L'identité d'un mort. Brahim Kermaoui enchaîne alors les familles d’accueil, mais cela se passe mal. À 18 ans, il fait un séjour de 4 mois en prison pour un cambriolage, puis retourne chez sa mère une fois libre. C'est lorsqu'il rencontre Farida, sa femme, que les choses vont enfin changer. Cette dernière l'encourage à se lancer dans une enquête sur sa naissance, au Maroc. Brahim Kermaoui a 32 ans, en 2010, lorsqu'il décide de se rendre à Berkane, rencontrer les oncles et tantes de sa famille adoptive. C'est à ce moment-là qu'on lui fait une seconde révélation, presque aussi terrible.

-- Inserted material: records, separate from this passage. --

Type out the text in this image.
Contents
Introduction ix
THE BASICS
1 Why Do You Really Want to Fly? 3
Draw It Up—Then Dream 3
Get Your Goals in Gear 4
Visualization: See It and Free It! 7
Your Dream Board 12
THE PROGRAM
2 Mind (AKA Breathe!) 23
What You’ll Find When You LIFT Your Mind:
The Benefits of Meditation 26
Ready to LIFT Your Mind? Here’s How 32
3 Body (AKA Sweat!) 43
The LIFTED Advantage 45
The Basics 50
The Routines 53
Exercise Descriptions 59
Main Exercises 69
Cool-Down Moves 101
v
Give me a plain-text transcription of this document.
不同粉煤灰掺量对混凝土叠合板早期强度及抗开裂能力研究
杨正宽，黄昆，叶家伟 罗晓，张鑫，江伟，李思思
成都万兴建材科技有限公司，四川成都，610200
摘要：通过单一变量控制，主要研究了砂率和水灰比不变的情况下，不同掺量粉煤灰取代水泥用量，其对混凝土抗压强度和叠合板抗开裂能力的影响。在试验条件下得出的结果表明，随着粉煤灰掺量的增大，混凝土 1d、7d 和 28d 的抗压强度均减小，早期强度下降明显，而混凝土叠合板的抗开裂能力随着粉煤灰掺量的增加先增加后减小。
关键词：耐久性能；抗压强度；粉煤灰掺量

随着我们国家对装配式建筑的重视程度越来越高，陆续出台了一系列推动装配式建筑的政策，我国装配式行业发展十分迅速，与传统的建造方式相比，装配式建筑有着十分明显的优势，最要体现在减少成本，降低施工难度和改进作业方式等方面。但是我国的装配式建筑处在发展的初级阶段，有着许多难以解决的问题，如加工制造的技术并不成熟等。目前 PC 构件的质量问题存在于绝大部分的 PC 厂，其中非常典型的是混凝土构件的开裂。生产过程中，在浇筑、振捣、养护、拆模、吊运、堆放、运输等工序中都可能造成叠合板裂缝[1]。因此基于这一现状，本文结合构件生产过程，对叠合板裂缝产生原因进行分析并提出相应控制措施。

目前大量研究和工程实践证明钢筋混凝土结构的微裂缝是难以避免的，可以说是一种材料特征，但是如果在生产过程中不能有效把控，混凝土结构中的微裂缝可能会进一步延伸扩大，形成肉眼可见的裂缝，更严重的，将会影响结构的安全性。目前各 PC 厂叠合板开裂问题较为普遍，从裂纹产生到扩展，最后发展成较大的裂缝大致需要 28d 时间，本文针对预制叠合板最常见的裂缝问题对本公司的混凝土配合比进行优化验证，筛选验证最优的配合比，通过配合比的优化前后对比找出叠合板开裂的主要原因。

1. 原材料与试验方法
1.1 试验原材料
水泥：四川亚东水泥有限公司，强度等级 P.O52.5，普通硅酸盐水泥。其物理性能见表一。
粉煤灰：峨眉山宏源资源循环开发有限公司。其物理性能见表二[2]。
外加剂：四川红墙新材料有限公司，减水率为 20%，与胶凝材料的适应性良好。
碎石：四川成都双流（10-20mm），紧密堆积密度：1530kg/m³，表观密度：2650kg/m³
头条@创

Brahim Kermaoui et Christophe Hondelatte © Europe 1
Sa tante lui annonce qu'il n'est même pas Brahim Kermaoui. Un été, ses parents sont venus au Maroc et sont allés à l’hôpital, d'où ils sont revenus avec un bébé, né sous X. Ils se sont alors arrangés avec la préfecture, pour qu'aucune trace d'adoption n’apparaisse. Mais ce bébé, lui confie sa tante, ce n’est pas lui. Car cet enfant est mort 15 jours après. Les parents adoptifs ont ramené le bébé mort à l'hôpital, où on leur a donné un autre nourrisson, qui a gardé les papiers d'identité du bébé décédé. Brahim porte en réalité l'identité d'un mort.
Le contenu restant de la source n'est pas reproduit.